ICP 1 - Gnkhakimova/CS5590-BigData GitHub Wiki
ICP 1
Installation / Cloudera / Hue
Tasks
- Install Cloudera and Virtual Box
- Load two .txt files to HDFS and append them to third file.
- Display appended file on terminal
- Visualize appended file using Hue
- Append three existing files into fourth file in HDFS
Configuration
- Cloudera 5.13.0
- Oracle VM 6.0
- Hue account
Features
In this ICP 1 we used Cloudera terminal to complete task, which required to create, load, append files in HDFS. For visualization part we used Hue to display appended file.
1. Installation
Install Cloudera and Oracle VM and run Cloudera on VM.
2. Download dataset
Created localfile directory on desktop and downloaded two datasets from given links.
3. HDFS
Copied files to HDFS from local machine. Appended two files into third, newly created file called "out.txt". Displayed head and tail of the file on Cloudera terminal.

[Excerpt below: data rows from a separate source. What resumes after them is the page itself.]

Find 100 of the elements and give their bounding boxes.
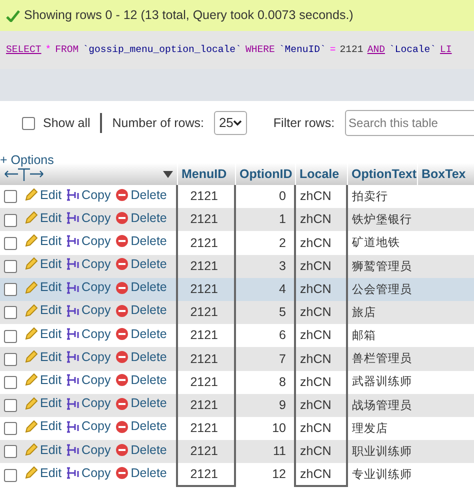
copy-link[interactable]: Copy [66,301,111,320]
copy-link[interactable]: Copy [66,324,111,344]
delete-icon [114,234,129,248]
delete-link[interactable]: Delete [114,324,167,344]
show-all-checkbox[interactable]: Show all [22,114,90,132]
delete-icon [114,373,129,388]
delete-icon [114,211,129,226]
column-resize-icon[interactable] [4,167,44,181]
sql-token: * [45,42,52,57]
row-checkbox[interactable] [4,283,17,296]
rows-select[interactable]: 25 [214,111,248,135]
delete-link[interactable]: Delete [114,440,167,460]
copy-link[interactable]: Copy [66,232,111,251]
edit-link[interactable]: Edit [24,301,62,320]
table-cell: zhCN [295,370,347,394]
delete-link[interactable]: Delete [114,186,167,204]
message-text: Showing rows 0 - 12 (13 total, Query took 0.0073 seconds.) [24,7,354,24]
edit-link[interactable]: Edit [24,255,62,274]
delete-icon [114,396,129,411]
edit-link[interactable]: Edit [24,464,62,483]
table-cell: 拍卖行 [347,185,417,208]
copy-icon [66,373,80,388]
copy-link[interactable]: Copy [66,255,111,274]
copy-icon [66,420,80,434]
column-header[interactable]: BoxTex [417,163,474,185]
column-header[interactable]: MenuID [177,163,235,185]
copy-link[interactable]: Copy [66,417,111,436]
pencil-icon [24,327,38,342]
copy-link[interactable]: Copy [66,440,111,460]
table-cell: 2 [235,231,295,255]
row-checkbox[interactable] [4,236,17,250]
row-checkbox[interactable] [4,306,17,320]
row-checkbox[interactable] [4,330,17,343]
row-checkbox[interactable] [4,422,17,436]
table-cell: zhCN [295,300,347,324]
copy-icon [66,396,80,411]
table-cell: 兽栏管理员 [347,347,417,370]
copy-link[interactable]: Copy [66,394,111,413]
edit-link[interactable]: Edit [24,417,62,436]
table-cell: 2121 [177,300,235,324]
table-cell: 11 [235,440,295,464]
table-cell: 12 [235,463,295,486]
delete-link[interactable]: Delete [114,255,167,274]
row-checkbox[interactable] [4,260,17,273]
edit-link[interactable]: Edit [24,348,62,367]
table-cell: zhCN [295,208,347,232]
table-cell: 专业训练师 [347,463,417,486]
sql-token: 2121 [340,42,364,57]
table-cell: 5 [235,300,295,324]
copy-icon [66,350,80,364]
copy-icon [66,466,80,480]
delete-link[interactable]: Delete [114,232,167,251]
pencil-icon [24,350,38,364]
pencil-icon [24,188,38,202]
delete-link[interactable]: Delete [114,464,167,483]
column-header[interactable]: Locale [295,163,347,185]
sql-token: SELECT [6,42,42,57]
copy-link[interactable]: Copy [66,464,111,483]
copy-link[interactable]: Copy [66,278,111,298]
row-checkbox[interactable] [4,376,17,389]
copy-icon [66,211,80,226]
edit-link[interactable]: Edit [24,394,62,413]
row-checkbox[interactable] [4,399,17,412]
edit-link[interactable]: Edit [24,440,62,460]
delete-link[interactable]: Delete [114,394,167,413]
table-cell: 8 [235,370,295,394]
pencil-icon [24,442,38,457]
copy-icon [66,304,80,318]
edit-link[interactable]: Edit [24,232,62,251]
edit-link[interactable]: Edit [24,371,62,390]
filter-field[interactable]: Search this table [344,110,474,136]
copy-link[interactable]: Copy [66,208,111,228]
copy-link[interactable]: Copy [66,348,111,367]
row-checkbox[interactable] [4,445,17,458]
delete-link[interactable]: Delete [114,278,167,298]
sql-token: `gossip_menu_option_locale` [82,42,242,57]
edit-link[interactable]: Edit [24,186,62,204]
table-cell: 邮箱 [347,324,417,348]
row-checkbox[interactable] [4,214,17,227]
delete-link[interactable]: Delete [114,417,167,436]
delete-link[interactable]: Delete [114,208,167,228]
sort-caret-icon[interactable] [162,170,172,178]
row-checkbox[interactable] [4,352,17,366]
edit-link[interactable]: Edit [24,324,62,344]
delete-link[interactable]: Delete [114,301,167,320]
delete-link[interactable]: Delete [114,348,167,367]
table-cell: 理发店 [347,416,417,440]
filter-label: Filter rows: [273,114,335,132]
pencil-icon [24,234,38,248]
delete-icon [114,257,129,272]
row-checkbox[interactable] [4,190,17,204]
delete-link[interactable]: Delete [114,371,167,390]
row-checkbox[interactable] [4,468,17,482]
column-header[interactable]: OptionID [235,163,295,185]
edit-link[interactable]: Edit [24,278,62,298]
copy-link[interactable]: Copy [66,371,111,390]
edit-link[interactable]: Edit [24,208,62,228]
copy-icon [66,188,80,202]
pencil-icon [24,257,38,272]
copy-link[interactable]: Copy [66,186,111,204]
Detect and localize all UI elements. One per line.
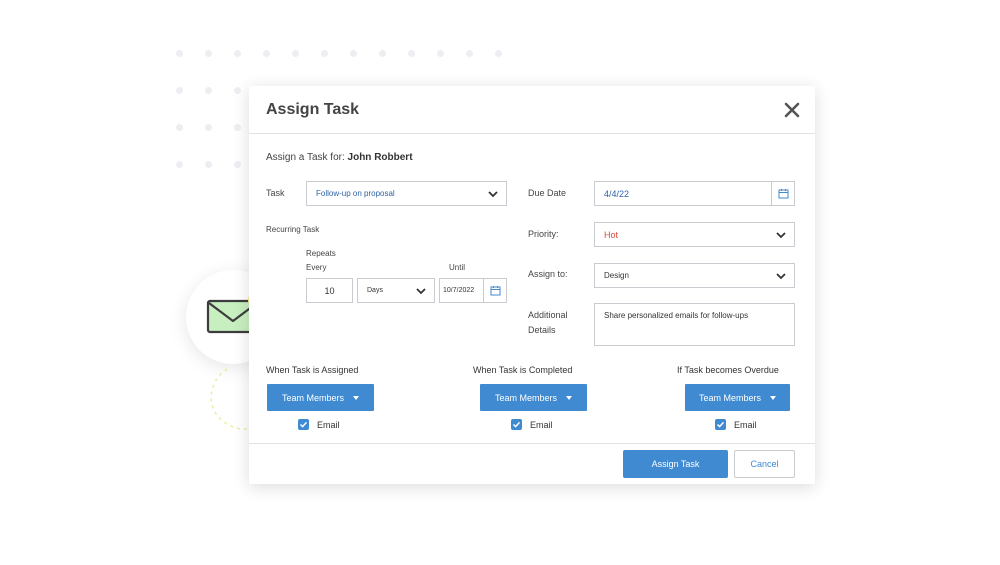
due-date-value: 4/4/22	[604, 188, 630, 199]
email-label: Email	[734, 419, 757, 430]
background-dot	[495, 50, 502, 57]
background-dot	[205, 87, 212, 94]
caret-down-icon	[353, 395, 359, 400]
notify-overdue-email[interactable]: Email	[715, 419, 757, 430]
background-dot	[176, 161, 183, 168]
priority-value: Hot	[604, 229, 619, 240]
assign-task-button[interactable]: Assign Task	[623, 450, 728, 478]
checkbox-checked-icon[interactable]	[298, 419, 309, 430]
email-label: Email	[317, 419, 340, 430]
until-label: Until	[449, 263, 466, 272]
assign-for-line: Assign a Task for: John Robbert	[266, 152, 413, 163]
background-dot	[234, 124, 241, 131]
additional-details-textarea[interactable]: Share personalized emails for follow-ups	[594, 303, 795, 346]
caret-down-icon	[566, 395, 572, 400]
cancel-button[interactable]: Cancel	[734, 450, 795, 478]
assignee-name: John Robbert	[347, 152, 413, 163]
notify-completed-email[interactable]: Email	[511, 419, 553, 430]
background-dot	[205, 50, 212, 57]
team-button-label: Team Members	[281, 392, 344, 403]
chevron-down-icon	[488, 190, 498, 197]
priority-label: Priority:	[528, 229, 559, 239]
background-dot	[234, 50, 241, 57]
team-button-label: Team Members	[494, 392, 557, 403]
background-dot	[205, 124, 212, 131]
background-dot	[466, 50, 473, 57]
notify-overdue-title: If Task becomes Overdue	[677, 365, 779, 375]
repeat-interval-input[interactable]: 10	[306, 278, 353, 303]
assign-to-label: Assign to:	[528, 269, 568, 279]
background-dot	[437, 50, 444, 57]
background-dot	[292, 50, 299, 57]
notify-assigned-email[interactable]: Email	[298, 419, 340, 430]
repeat-interval-value: 10	[324, 285, 335, 296]
until-date-input[interactable]: 10/7/2022	[439, 278, 507, 303]
close-icon[interactable]	[783, 101, 801, 119]
background-dot	[176, 124, 183, 131]
checkbox-checked-icon[interactable]	[511, 419, 522, 430]
team-button-label: Team Members	[698, 392, 761, 403]
background-dot	[176, 50, 183, 57]
chevron-down-icon	[776, 231, 786, 238]
priority-select[interactable]: Hot	[594, 222, 795, 247]
caret-down-icon	[770, 395, 776, 400]
due-date-input[interactable]: 4/4/22	[594, 181, 795, 206]
background-dot	[379, 50, 386, 57]
assign-to-select[interactable]: Design	[594, 263, 795, 288]
task-value: Follow-up on proposal	[316, 189, 395, 198]
calendar-icon[interactable]	[483, 279, 506, 302]
every-label: Every	[306, 263, 327, 272]
repeat-unit-value: Days	[367, 287, 383, 294]
background-dot	[321, 50, 328, 57]
background-dot	[350, 50, 357, 57]
details-label-line1: Additional	[528, 310, 568, 320]
details-label-line2: Details	[528, 325, 556, 335]
until-date-value: 10/7/2022	[443, 287, 475, 294]
checkbox-checked-icon[interactable]	[715, 419, 726, 430]
assign-to-value: Design	[604, 271, 629, 280]
calendar-icon[interactable]	[771, 182, 794, 205]
chevron-down-icon	[776, 272, 786, 279]
notify-overdue-team-button[interactable]: Team Members	[685, 384, 790, 411]
dialog-title: Assign Task	[266, 101, 360, 118]
assign-task-dialog: Assign Task Assign a Task for: John Robb…	[249, 86, 815, 484]
background-dot	[263, 50, 270, 57]
background-dot	[234, 161, 241, 168]
background-dot	[234, 87, 241, 94]
repeat-unit-select[interactable]: Days	[357, 278, 435, 303]
task-label: Task	[266, 188, 285, 198]
due-date-label: Due Date	[528, 188, 567, 198]
task-select[interactable]: Follow-up on proposal	[306, 181, 507, 206]
footer-divider	[249, 443, 815, 444]
background-dot	[205, 161, 212, 168]
details-value: Share personalized emails for follow-ups	[604, 311, 749, 320]
email-label: Email	[530, 419, 553, 430]
background-dot	[408, 50, 415, 57]
background-dot	[176, 87, 183, 94]
notify-assigned-title: When Task is Assigned	[266, 365, 359, 375]
notify-assigned-team-button[interactable]: Team Members	[267, 384, 374, 411]
assign-for-label: Assign a Task for:	[266, 152, 345, 163]
recurring-task-label: Recurring Task	[266, 225, 320, 234]
notify-completed-title: When Task is Completed	[473, 365, 573, 375]
chevron-down-icon	[416, 287, 426, 294]
notify-completed-team-button[interactable]: Team Members	[480, 384, 587, 411]
repeats-label: Repeats	[306, 249, 336, 258]
dialog-header: Assign Task	[249, 86, 815, 134]
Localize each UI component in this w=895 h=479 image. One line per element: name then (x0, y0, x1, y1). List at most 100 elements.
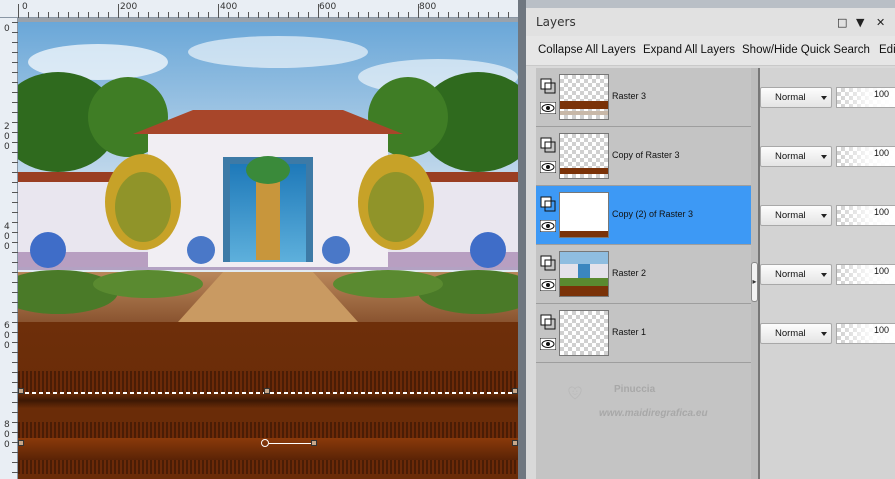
layer-group-icon[interactable] (540, 137, 556, 153)
chevron-down-icon (821, 96, 827, 100)
eye-visibility-icon[interactable] (540, 220, 556, 232)
layer-row-copy-2-of-raster-3[interactable]: Copy (2) of Raster 3 (536, 186, 751, 245)
ruler-tick (138, 12, 139, 18)
layer-thumbnail (559, 74, 609, 120)
ruler-tick (168, 12, 169, 18)
ruler-label: 800 (419, 2, 437, 12)
ruler-tick (178, 12, 179, 18)
ruler-tick (238, 12, 239, 18)
opacity-value: 100 (873, 148, 889, 158)
layers-toolbar: Collapse All Layers Expand All Layers Sh… (526, 36, 895, 66)
layer-name: Raster 3 (612, 91, 647, 101)
ruler-tick (158, 12, 159, 18)
layer-group-icon[interactable] (540, 255, 556, 271)
layer-name: Copy of Raster 3 (612, 150, 680, 160)
transform-handle[interactable] (18, 440, 24, 446)
transform-handle[interactable] (264, 388, 270, 394)
close-icon[interactable]: ✕ (876, 16, 885, 29)
ruler-tick (228, 12, 229, 18)
eye-visibility-icon[interactable] (540, 338, 556, 350)
opacity-field[interactable]: 100 (836, 87, 895, 108)
patterned-stripe (18, 460, 518, 474)
ruler-tick (388, 12, 389, 18)
ruler-tick (88, 12, 89, 18)
ruler-tick (298, 12, 299, 18)
layer-group-icon[interactable] (540, 78, 556, 94)
show-hide-quick-search-button[interactable]: Show/Hide Quick Search (742, 44, 870, 56)
layer-thumbnail (559, 133, 609, 179)
ruler-tick (248, 12, 249, 18)
canvas-scroll-edge (518, 0, 526, 479)
opacity-field[interactable]: 100 (836, 264, 895, 285)
ruler-tick (58, 12, 59, 18)
ruler-tick (308, 12, 309, 18)
layer-group-icon[interactable] (540, 196, 556, 212)
ruler-label: 2 (4, 122, 10, 132)
ruler-label: 0 (4, 132, 10, 142)
edit-button[interactable]: Edi (879, 44, 895, 56)
ruler-tick (98, 12, 99, 18)
eye-visibility-icon[interactable] (540, 161, 556, 173)
blend-mode-dropdown[interactable]: Normal (760, 264, 832, 285)
splitter-grip-icon[interactable]: ▸ (751, 262, 758, 302)
ruler-tick (208, 12, 209, 18)
layer-row-raster-2[interactable]: Raster 2 (536, 245, 751, 304)
landscape-painting (18, 22, 518, 322)
ruler-tick (288, 12, 289, 18)
ruler-tick (128, 12, 129, 18)
transform-handle[interactable] (18, 388, 24, 394)
layer-row-raster-1[interactable]: Raster 1 (536, 304, 751, 363)
ruler-tick (188, 12, 189, 18)
opacity-value: 100 (873, 207, 889, 217)
ruler-tick (118, 4, 119, 18)
ruler-tick (338, 12, 339, 18)
expand-all-layers-button[interactable]: Expand All Layers (643, 44, 735, 56)
rotation-handle[interactable] (311, 440, 317, 446)
blend-mode-dropdown[interactable]: Normal (760, 146, 832, 167)
chevron-down-icon (821, 155, 827, 159)
patterned-stripe (18, 422, 518, 438)
blend-mode-dropdown[interactable]: Normal (760, 87, 832, 108)
ruler-label: 0 (4, 232, 10, 242)
eye-visibility-icon[interactable] (540, 102, 556, 114)
blend-mode-value: Normal (775, 269, 806, 280)
ruler-tick (398, 12, 399, 18)
ruler-tick (48, 12, 49, 18)
blend-mode-dropdown[interactable]: Normal (760, 323, 832, 344)
opacity-value: 100 (873, 325, 889, 335)
ruler-tick (368, 12, 369, 18)
layer-row-copy-of-raster-3[interactable]: Copy of Raster 3 (536, 127, 751, 186)
blend-mode-dropdown[interactable]: Normal (760, 205, 832, 226)
pivot-point[interactable] (261, 439, 269, 447)
layer-thumbnail (559, 192, 609, 238)
layer-name: Copy (2) of Raster 3 (612, 209, 694, 219)
chevron-down-icon (821, 214, 827, 218)
opacity-value: 100 (873, 266, 889, 276)
ruler-tick (38, 12, 39, 18)
ruler-label: 0 (4, 242, 10, 252)
opacity-field[interactable]: 100 (836, 323, 895, 344)
blend-mode-value: Normal (775, 92, 806, 103)
ruler-tick (78, 12, 79, 18)
image-canvas[interactable] (18, 22, 518, 479)
ruler-tick (478, 12, 479, 18)
layer-group-icon[interactable] (540, 314, 556, 330)
layer-row-raster-3[interactable]: Raster 3 (536, 68, 751, 127)
eye-visibility-icon[interactable] (540, 279, 556, 291)
pin-icon[interactable]: ▼ (856, 16, 864, 29)
ruler-label: 4 (4, 222, 10, 232)
panel-header: Layers □ ▼ ✕ (526, 8, 895, 36)
layer-thumbnail (559, 310, 609, 356)
ruler-tick (198, 12, 199, 18)
maximize-icon[interactable]: □ (837, 16, 847, 29)
panel-title: Layers (536, 15, 576, 29)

Appended existing 3 files into new file called "final.txt"
- Created directory called ICP1 in HDFS
- Copied two text files to HDFS directory from local machine
- Appended two copied files into new third file called out.txt
- Displaying head of the third file in terminal
- Displaying tail of the third file in terminal
- Appended three files into newly created fourth file called final.txt
4. Hue
Visualized appended file using Hue by going to HDFS folder and selecting a path to the file.
Limitations
- Download time is very long
- Had issues with opening Cloudera from VM, which required to empty some space on my local machine.